The temple of Sulis Minerva was known for having a miraculous altar-fire that burned coal as opposed to the traditional wood.

=== Carrawburgh ===
There is evidence of worship of Minerva Medica in Carrawburgh due to archaeological evidence such as a relief depicting her and Aesculapius.

=== Chester ===
There is a shrine dedicated to Minerva in Edgar's Field built in the face of a quarry next to the River Dee.

==Etruscan Menrva==

Stemming from an Italic goddess *Meneswā, the Etruscans adopted the inherited Old Latin name, *Menerwā, thereby calling her Menrva. It is presumed that her Roman name, Minerva, is based on this Etruscan mythology. Minerva was the goddess of wisdom, war, art, schools, justice and commerce. She was the Etruscan counterpart to Greek Athena. Like Athena, Minerva burst from the head of her father, Jupiter (Greek Zeus), who had devoured her mother (Metis) in an unsuccessful attempt to prevent her birth.

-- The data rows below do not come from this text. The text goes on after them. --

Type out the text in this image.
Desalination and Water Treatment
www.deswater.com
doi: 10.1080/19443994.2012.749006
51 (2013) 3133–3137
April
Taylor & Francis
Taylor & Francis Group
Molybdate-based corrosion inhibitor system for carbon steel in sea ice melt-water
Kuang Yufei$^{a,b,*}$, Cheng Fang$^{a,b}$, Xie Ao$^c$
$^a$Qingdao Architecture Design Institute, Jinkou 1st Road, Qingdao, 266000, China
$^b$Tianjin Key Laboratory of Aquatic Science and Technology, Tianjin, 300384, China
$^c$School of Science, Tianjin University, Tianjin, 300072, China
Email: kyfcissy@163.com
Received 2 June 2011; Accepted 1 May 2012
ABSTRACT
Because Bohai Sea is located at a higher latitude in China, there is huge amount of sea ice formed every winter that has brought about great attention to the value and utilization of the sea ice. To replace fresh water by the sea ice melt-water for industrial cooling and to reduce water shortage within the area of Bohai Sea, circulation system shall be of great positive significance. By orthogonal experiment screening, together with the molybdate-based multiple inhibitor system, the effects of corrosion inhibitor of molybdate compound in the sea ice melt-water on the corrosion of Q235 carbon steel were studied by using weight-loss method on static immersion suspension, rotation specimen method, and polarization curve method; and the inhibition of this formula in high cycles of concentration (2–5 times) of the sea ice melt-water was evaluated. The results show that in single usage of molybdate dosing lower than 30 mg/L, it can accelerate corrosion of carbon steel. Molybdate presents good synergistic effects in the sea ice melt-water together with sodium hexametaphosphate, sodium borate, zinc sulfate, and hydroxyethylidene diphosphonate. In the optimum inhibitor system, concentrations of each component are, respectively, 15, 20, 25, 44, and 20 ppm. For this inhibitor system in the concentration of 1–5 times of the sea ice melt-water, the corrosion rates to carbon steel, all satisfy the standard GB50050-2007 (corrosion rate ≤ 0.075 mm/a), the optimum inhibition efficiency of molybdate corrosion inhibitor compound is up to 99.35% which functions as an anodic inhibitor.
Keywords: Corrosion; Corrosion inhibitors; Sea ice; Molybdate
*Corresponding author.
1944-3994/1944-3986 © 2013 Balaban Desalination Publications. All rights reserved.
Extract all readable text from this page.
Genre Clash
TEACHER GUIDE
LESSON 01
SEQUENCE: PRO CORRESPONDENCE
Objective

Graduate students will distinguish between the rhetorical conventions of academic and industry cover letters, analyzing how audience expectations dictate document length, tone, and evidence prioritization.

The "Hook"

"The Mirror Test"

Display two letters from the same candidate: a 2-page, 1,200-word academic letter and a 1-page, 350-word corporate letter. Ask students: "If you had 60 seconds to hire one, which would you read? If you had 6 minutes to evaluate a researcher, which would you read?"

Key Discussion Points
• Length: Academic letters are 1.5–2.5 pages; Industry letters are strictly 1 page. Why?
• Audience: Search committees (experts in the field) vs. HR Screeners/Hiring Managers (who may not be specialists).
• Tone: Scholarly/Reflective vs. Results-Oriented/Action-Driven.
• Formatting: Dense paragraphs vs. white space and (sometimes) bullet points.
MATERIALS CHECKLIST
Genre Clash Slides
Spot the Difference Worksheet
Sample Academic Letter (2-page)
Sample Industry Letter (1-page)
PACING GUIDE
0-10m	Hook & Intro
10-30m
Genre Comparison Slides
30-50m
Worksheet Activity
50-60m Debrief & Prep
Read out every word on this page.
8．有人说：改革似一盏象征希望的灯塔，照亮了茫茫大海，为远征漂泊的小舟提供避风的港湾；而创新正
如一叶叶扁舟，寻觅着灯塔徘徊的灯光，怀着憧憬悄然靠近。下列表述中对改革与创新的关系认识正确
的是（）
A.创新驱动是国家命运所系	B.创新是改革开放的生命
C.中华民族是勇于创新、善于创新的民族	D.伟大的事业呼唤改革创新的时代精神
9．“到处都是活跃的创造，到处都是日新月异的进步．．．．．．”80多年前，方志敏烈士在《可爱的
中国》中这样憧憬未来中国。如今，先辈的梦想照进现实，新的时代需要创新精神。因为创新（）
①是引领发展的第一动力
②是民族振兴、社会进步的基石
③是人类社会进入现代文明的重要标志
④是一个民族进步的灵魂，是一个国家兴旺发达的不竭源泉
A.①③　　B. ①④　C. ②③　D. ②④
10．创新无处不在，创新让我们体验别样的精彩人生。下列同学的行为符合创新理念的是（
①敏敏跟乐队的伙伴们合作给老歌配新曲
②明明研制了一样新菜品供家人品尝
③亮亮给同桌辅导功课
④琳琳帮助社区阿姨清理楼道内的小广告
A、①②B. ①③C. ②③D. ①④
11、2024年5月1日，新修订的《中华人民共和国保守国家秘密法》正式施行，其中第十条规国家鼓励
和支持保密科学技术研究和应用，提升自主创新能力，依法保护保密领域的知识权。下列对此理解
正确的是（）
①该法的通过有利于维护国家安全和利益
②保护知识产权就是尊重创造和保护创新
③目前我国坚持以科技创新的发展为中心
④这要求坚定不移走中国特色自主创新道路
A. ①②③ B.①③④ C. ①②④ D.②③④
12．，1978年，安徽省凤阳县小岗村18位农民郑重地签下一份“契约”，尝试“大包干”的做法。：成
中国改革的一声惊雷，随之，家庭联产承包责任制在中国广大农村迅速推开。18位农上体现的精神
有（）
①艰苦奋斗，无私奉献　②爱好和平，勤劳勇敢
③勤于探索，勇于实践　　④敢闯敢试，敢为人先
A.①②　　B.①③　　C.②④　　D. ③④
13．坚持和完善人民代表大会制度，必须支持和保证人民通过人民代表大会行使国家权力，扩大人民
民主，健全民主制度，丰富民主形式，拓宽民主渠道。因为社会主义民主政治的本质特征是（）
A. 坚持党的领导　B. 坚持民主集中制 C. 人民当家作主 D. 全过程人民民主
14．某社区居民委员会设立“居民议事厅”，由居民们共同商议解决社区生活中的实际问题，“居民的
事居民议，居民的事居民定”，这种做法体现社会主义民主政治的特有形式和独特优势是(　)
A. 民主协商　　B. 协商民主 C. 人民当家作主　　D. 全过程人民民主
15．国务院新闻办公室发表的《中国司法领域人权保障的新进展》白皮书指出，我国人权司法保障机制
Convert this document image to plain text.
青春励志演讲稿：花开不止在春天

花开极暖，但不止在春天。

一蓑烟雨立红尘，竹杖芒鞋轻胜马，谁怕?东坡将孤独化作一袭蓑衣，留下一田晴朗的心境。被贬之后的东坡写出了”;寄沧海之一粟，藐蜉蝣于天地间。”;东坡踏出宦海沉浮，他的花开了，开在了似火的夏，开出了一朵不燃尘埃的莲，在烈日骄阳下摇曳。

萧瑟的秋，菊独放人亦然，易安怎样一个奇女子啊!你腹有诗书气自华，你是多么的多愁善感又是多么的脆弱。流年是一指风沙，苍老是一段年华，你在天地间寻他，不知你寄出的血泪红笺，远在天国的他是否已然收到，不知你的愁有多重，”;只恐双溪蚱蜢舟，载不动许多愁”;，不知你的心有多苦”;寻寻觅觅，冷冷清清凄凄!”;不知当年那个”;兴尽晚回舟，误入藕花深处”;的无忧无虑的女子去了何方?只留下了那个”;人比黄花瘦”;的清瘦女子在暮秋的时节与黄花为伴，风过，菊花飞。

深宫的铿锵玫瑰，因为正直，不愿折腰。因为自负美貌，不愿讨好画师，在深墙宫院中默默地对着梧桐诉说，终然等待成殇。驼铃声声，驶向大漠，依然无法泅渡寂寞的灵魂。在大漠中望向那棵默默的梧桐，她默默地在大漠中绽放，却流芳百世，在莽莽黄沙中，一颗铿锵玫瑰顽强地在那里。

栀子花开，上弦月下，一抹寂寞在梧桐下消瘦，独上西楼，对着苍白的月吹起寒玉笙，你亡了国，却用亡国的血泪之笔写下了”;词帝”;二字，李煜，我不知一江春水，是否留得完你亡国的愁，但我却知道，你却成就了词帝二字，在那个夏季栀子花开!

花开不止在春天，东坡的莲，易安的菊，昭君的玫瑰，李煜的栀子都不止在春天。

By a process of folk etymology, the Romans could have linked her foreign name to the root men- in Latin words such as mens meaning "mind", perhaps because one of her aspects as goddess pertained to the intellectual. The word mens is built from the Proto-Indo-European root *men- 'mind' (linked with memory as in Greek Mnemosyne (μνημοσύνη, ) and (μνῆστις): memory, remembrance, recollection, manush in Sanskrit meaning mind).

The Etruscan Menrva was part of a holy triad with Tinia and Uni, equivalent to the Roman Capitoline Triad of Jupiter-Juno-Minerva.